実際、私はファイナンシャル・プランナー(FP)として20年以上、4000件以上の家計相談に乗ってきたが、40代半ばで預金が少なくても「みんなこんなものじゃないんですか?」と平然としているような人を数多く見ている。
しかし、勤務先、年収、年次、家族構成などが同じような人たちの間でも、貯蓄が3000万円もある人がいる一方で、貯蓄といえるのが普通預金の50万円だけという人もいる。漠然と「自分は平均的、一般的な人生を歩んでいる」と考えていると、老後に痛い目に遭うおそれがある。
特に、収入が高く「退職金が出るし、家もクルマも持っている自分が、将来金銭的に困るなんてことはないはず」と思っている人の中に、実は下流老人になる可能性が高い“下流予備軍”が多い。これは、「老後は必ず年収が大幅に下がるものだ」という事実に気付いていないからだ。
現役時代に年収が700万~800万円あるような人でも、退職して年金生活に入れば、年金収入は200万円程度になる。つまり、年収が500万円以上ダウンするのだ。これだけ収入が激減するのだから、不足分を貯めておかなければ、今と同じ生活水準を維持できないのは明白だ。それなのに計画的な貯蓄もせず「なんとかなる」と思っている人は、“下流老人”になるリスクが高いといわざるを得ない。

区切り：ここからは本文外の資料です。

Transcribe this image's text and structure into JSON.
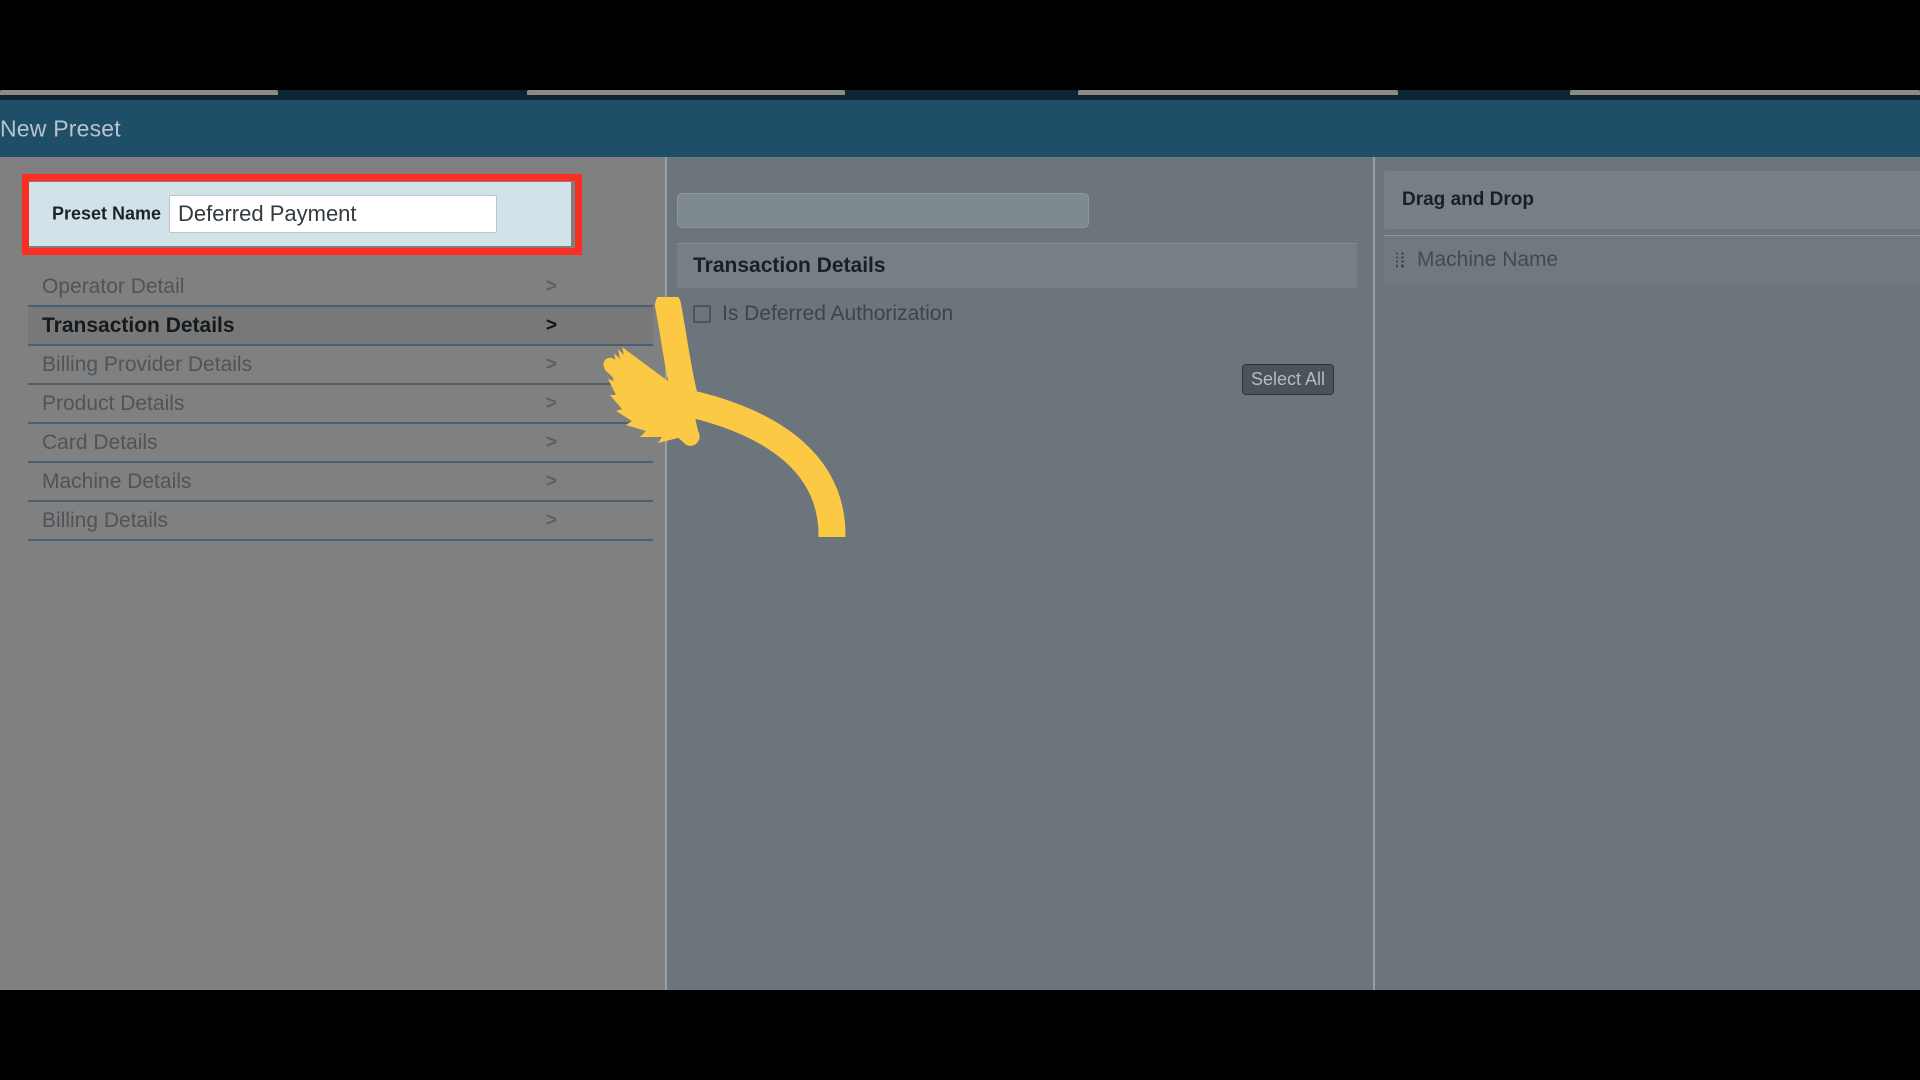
{
  "window": {
    "title": "New Preset",
    "title_bar_color": "#1f4e68",
    "body_color": "#808080"
  },
  "tabs": [
    {
      "name": "tab-stub-1"
    },
    {
      "name": "tab-stub-2"
    },
    {
      "name": "tab-stub-3"
    },
    {
      "name": "tab-stub-4"
    }
  ],
  "preset_form": {
    "label": "Preset Name",
    "value": "Deferred Payment",
    "placeholder": "",
    "highlight_color": "#fa2e23",
    "field_background": "#d2e2e9"
  },
  "categories": {
    "items": [
      {
        "label": "Operator Detail",
        "chevron": ">",
        "active": false
      },
      {
        "label": "Transaction Details",
        "chevron": ">",
        "active": true
      },
      {
        "label": "Billing Provider Details",
        "chevron": ">",
        "active": false
      },
      {
        "label": "Product Details",
        "chevron": ">",
        "active": false
      },
      {
        "label": "Card Details",
        "chevron": ">",
        "active": false
      },
      {
        "label": "Machine Details",
        "chevron": ">",
        "active": false
      },
      {
        "label": "Billing Details",
        "chevron": ">",
        "active": false
      }
    ]
  },
  "middle_panel": {
    "search_placeholder": "",
    "search_value": "",
    "select_all_label": "Select All",
    "header": "Transaction Details",
    "fields": [
      {
        "label": "Is Deferred Authorization",
        "checked": false
      }
    ]
  },
  "right_panel": {
    "header": "Drag and Drop",
    "items": [
      {
        "label": "Machine Name",
        "handle": "drag-grip-icon"
      }
    ]
  },
  "annotation": {
    "type": "curved-arrow",
    "color": "#fbc944",
    "points_to": "preset-name-field"
  }
}
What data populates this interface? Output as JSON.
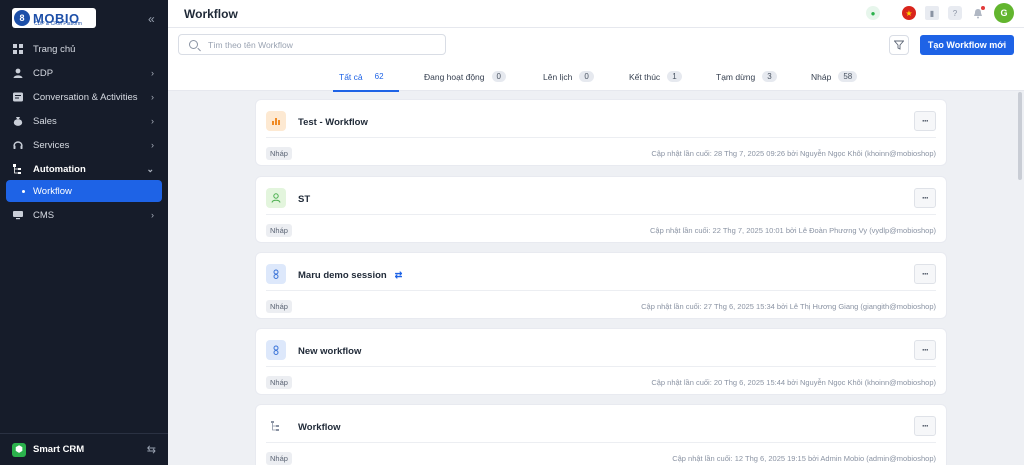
{
  "sidebar": {
    "brand": {
      "name": "MOBIO",
      "tagline": "CDP & CRM Platform"
    },
    "items": [
      {
        "label": "Trang chủ",
        "icon": "home-grid-icon"
      },
      {
        "label": "CDP",
        "icon": "user-icon"
      },
      {
        "label": "Conversation & Activities",
        "icon": "chat-icon"
      },
      {
        "label": "Sales",
        "icon": "money-bag-icon"
      },
      {
        "label": "Services",
        "icon": "support-icon"
      },
      {
        "label": "Automation",
        "icon": "flow-icon"
      },
      {
        "label": "CMS",
        "icon": "monitor-icon"
      }
    ],
    "active_sub": "Workflow",
    "footer_label": "Smart CRM"
  },
  "header": {
    "title": "Workflow",
    "avatar_initial": "G"
  },
  "toolbar": {
    "search_placeholder": "Tìm theo tên Workflow",
    "create_label": "Tạo Workflow mới"
  },
  "tabs": [
    {
      "label": "Tất cả",
      "count": "62"
    },
    {
      "label": "Đang hoạt động",
      "count": "0"
    },
    {
      "label": "Lên lịch",
      "count": "0"
    },
    {
      "label": "Kết thúc",
      "count": "1"
    },
    {
      "label": "Tạm dừng",
      "count": "3"
    },
    {
      "label": "Nháp",
      "count": "58"
    }
  ],
  "workflows": [
    {
      "name": "Test - Workflow",
      "status": "Nháp",
      "meta": "Cập nhật lần cuối: 28 Thg 7, 2025 09:26 bởi Nguyễn Ngọc Khôi (khoinn@mobioshop)",
      "icon": "chart-icon"
    },
    {
      "name": "ST",
      "status": "Nháp",
      "meta": "Cập nhật lần cuối: 22 Thg 7, 2025 10:01 bởi Lê Đoàn Phương Vy (vydlp@mobioshop)",
      "icon": "person-icon"
    },
    {
      "name": "Maru demo session",
      "status": "Nháp",
      "meta": "Cập nhật lần cuối: 27 Thg 6, 2025 15:34 bởi Lê Thị Hương Giang (giangith@mobioshop)",
      "icon": "profile-icon"
    },
    {
      "name": "New workflow",
      "status": "Nháp",
      "meta": "Cập nhật lần cuối: 20 Thg 6, 2025 15:44 bởi Nguyễn Ngọc Khôi (khoinn@mobioshop)",
      "icon": "profile-icon"
    },
    {
      "name": "Workflow",
      "status": "Nháp",
      "meta": "Cập nhật lần cuối: 12 Thg 6, 2025 19:15 bởi Admin Mobio (admin@mobioshop)",
      "icon": "flow-icon"
    }
  ],
  "colors": {
    "sidebar_bg": "#161c2a",
    "accent": "#1e63e6"
  }
}
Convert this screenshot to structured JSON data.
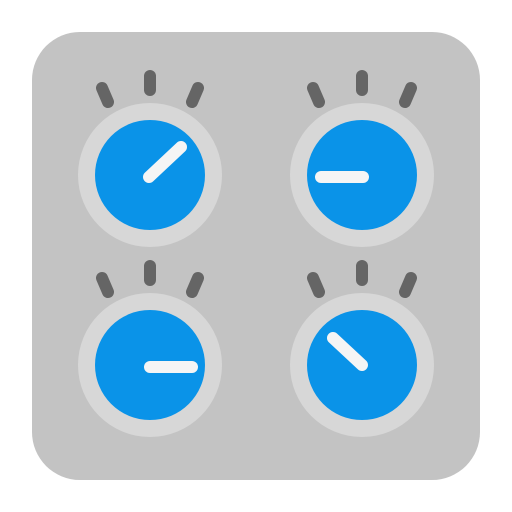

あなた自身が“下流予備軍”かどうか、簡単に判定するポイントがある。次の3つの質問に、あなたは即答できるだろうか。
(1)世帯で1カ月に使っている金額は?
(2)昨年1年間で貯蓄できた金額は?
(3)60歳時の住宅ローン残高は?
いずれも、万円単位のざっくりとした金額でかまわない。
もし、すぐに答えられなかったのなら、あなたは自分が“下流予備軍”だと自覚する必要があるだろう。
まず(1)の毎月いくら使っているのかを即答できないのは、計画的にお金を貯めていないからだ。毎月、決まった額を貯めている人なら、月々の手取り額から貯蓄分を差し引いて使っている金額を計算できるはずなのだ。(2)の1年間で貯めた金額も、「毎月5万円、ボーナス時は20万円」などと貯蓄に回す分を決めている人なら、「年間100万円貯めている」とすぐ答えられる。
1カ月に使っている金額がわからない人の多くは、月々の手取り額以上に支出が膨らんでいることに気付いていない。普通預金にまとまったお金が入っていると、毎月赤字になっていても日々の生活は回るからだ。ボーナスで赤字を補填するので、預金額は大きく減ることはなくても、増える気配もない――私のもとに相談にやって来る人のうち、半分ほどはこのパターンに陥っている。
普通預金に200万円程度を維持していて「ある程度のまとまったお金はある」状態というケースも多く、やりくりに困っているというほどではないので、危機感が乏しいのも特徴と言えるだろう。
だが、貯蓄が増えていないのは、企業でいえば「利益ゼロ」が続いているということ。このような状態を放置すれば、老後資金の準備はとても間に合わない。